How To Choose Your Organizational Structure

March 8, 2023
# min read
Doug Brown

In my experience, many executives have yet to examine how to best structure (or restructure) their organizations to execute their strategic plans. Often, their employees work longer and harder than if the formal organizational design was adapted to fit the new direction.

There are various structures that management teams can take depending on the size, complexity, and goals of an organization. Here are some examples to consider, along with the advantages and disadvantages of each.

1. Functional Structure: The management teamis organized by functions, such as finance, marketing, operations, and human resources. Each area has its head, and they report to the CEO. This structure is typical in smaller organizations.


·       Efficient use of resources: By grouping similar functions together, this structure can help maximize the efficiency of the organization's resources and expertise.

·       Clear lines of authority: Each function has its head, creating clear lines of authority and reducing confusion about who is responsible for what.


·        Limited communication and coordination between functions: Because each function naturally focuses on its area of expertise, there may be limited communication and coordination between different processes, leading to silos and reduced cross-functional collaboration.

·        Slower decision-making: Since decisions must go through several layers of hierarchy, decision-making can be slow and bureaucratic.


2. Divisional Structure: Management is organized by divisions, such as geographical regions or product lines. Each division has its leader, and they report to the CEO. This structure is often the norm in larger organizations with multiple products or locations.


·        Faster decision-making: Each division has its head, encouraging faster decision-making than in a functional structure.

·        Focus on specific products or regions: By grouping employees by division, this structure can help organizations focus on specific products or regions and adapt to local needs.


·        Duplication of resources: Each division needs its own resources, which can lead to duplication of effort and increased costs.

·        Limited communication and coordination across divisions: Similar to the functional structure, limited communication and coordination across different divisions can lead to silos and reduced cross-functional collaboration.


3. Matrix Structure: In this case, the management team is organized by functions and divisions attempting to mine the benefits of both structures. In this scenario, employees have two bosses - one from their function and one from their division.


·        Greater flexibility: By combining functional and divisional structures, the matrix structure can offer greater flexibility and adaptability to changing circumstances.

·        Improved collaboration: By creating cross-functional teams, the matrix structure can improve cooperation and communication between different functions and divisions to serve internal and external customers better.

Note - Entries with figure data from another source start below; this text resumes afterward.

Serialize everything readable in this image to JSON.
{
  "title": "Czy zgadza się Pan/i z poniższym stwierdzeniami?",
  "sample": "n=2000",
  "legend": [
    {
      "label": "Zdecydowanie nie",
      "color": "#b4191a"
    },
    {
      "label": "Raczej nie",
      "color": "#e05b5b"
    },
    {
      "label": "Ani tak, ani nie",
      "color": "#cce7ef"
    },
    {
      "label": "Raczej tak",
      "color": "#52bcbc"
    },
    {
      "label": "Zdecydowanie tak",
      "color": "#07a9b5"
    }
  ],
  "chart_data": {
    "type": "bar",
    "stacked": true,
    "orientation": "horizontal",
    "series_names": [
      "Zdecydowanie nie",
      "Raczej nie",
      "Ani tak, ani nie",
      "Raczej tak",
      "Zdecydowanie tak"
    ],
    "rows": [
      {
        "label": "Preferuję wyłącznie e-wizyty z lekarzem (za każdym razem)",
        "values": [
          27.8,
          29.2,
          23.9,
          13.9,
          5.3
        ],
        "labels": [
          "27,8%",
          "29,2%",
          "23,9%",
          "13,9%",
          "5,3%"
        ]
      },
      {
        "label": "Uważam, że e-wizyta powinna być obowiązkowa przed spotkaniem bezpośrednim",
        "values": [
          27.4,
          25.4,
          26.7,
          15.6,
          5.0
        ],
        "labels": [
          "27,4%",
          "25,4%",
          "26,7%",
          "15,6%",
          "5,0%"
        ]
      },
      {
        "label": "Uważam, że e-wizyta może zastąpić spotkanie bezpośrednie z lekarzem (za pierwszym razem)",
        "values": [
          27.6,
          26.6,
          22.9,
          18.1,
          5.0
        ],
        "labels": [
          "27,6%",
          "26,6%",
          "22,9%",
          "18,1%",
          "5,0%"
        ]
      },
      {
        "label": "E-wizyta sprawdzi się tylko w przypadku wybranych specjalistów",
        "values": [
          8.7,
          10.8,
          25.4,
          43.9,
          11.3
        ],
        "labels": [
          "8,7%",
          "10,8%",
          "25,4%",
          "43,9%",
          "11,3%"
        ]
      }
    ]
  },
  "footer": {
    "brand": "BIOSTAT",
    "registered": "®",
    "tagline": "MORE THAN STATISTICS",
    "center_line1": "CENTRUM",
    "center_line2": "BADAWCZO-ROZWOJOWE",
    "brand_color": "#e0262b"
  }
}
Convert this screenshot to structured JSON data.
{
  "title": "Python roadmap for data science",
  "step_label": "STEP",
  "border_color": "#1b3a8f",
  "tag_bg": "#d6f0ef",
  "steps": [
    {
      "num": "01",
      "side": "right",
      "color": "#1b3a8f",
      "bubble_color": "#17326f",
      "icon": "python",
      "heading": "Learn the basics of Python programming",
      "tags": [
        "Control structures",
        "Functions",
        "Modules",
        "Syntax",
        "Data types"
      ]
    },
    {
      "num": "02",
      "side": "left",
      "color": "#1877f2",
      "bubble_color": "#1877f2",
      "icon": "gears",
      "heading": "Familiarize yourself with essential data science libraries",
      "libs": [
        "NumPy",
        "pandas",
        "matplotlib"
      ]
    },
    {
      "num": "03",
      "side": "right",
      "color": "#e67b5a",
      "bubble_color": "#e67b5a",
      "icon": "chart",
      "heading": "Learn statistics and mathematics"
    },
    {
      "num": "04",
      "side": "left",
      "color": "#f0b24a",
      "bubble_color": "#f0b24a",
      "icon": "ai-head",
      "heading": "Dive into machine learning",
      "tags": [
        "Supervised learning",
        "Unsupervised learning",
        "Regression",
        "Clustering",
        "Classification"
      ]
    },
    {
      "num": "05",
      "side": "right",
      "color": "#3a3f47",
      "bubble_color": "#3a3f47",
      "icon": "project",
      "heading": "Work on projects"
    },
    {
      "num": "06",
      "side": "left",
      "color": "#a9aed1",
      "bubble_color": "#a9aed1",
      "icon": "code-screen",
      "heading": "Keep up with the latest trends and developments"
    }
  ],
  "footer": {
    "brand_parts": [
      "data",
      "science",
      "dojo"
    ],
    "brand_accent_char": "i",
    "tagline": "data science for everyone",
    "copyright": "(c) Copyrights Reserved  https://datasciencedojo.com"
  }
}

·        Complex and difficult to manage: The matrix structure can be complex and challenging, especially for employees who must report to multiple bosses.

·        Potential for internal conflict: Since employees report to multiple bosses, there is a potential for conflicting priorities and power struggles, leading to excessive workload demands on the staff. It can create stress within the staff as they decide whom they will and will not satisfy.


4. Flat Structure: The management team has very few hierarchical levels in this structure. There is no middle management,and employees have significant autonomy. This structure is commonplace within smaller organizations or startups.


·        Faster decision-making: With fewer hierarchical levels, decision-making can be faster and more efficient.

·        Greater autonomy: Employees in a flat structure can be more independent and empowered to make decisions and take action.


·        Limited opportunities for advancement: With fewer hierarchical levels, employees may have limited opportunities to advance their careers.

·        Lack of specialization: Since employees have to take on a wide range of responsibilities, there may be a lack of needed expertise in certain areas.


5. Hierarchical Structure: This structure contains many hierarchical levels. Employees report to their immediate supervisor, who reports to their supervisor, and so on. Often, this is the structure of choice within larger organizations.


·        Clear lines of authority: With many hierarchical levels, there are clear lines of control, and employees know to whom they report.

·        Opportunities for advancement: With many hierarchical levels, employees often have opportunities to advance their careers.


·        Slower decision-making: With many layers of hierarchy, decision-making can be slow and bureaucratic.

·        Potential for communication breakdowns: With so many layers of hierarchy, communication can break down or become distorted as it moves up and down the chain of command.


6. Network Structure: This management team is built around a network of independent contractors, suppliers, and partners. The management team coordinates and manages the network. This structure is typical within industries where companies collaborate to produce a product or service.


·        Flexibility and scalability: The network structure can be highly flexible and scalable, allowing organizations to adapt to changing circumstances or expand their reach.

·        Access to specialized expertise: By working with a network of independent contractors and partners, organizations can access needed expertise that they may not have in-house.


·        Difficult to manage: Managing a network of independent contractors and partners can be challenging and time-consuming.

·        Lack of control: Since the independent contractors and partners in the network are not employees, the organization may have limited control over their actions and outcomes.

These are just a few examples of the many management team structures that organizations can adopt. The most suitable design for your organization depends on its strategy, size, complexity, and goals.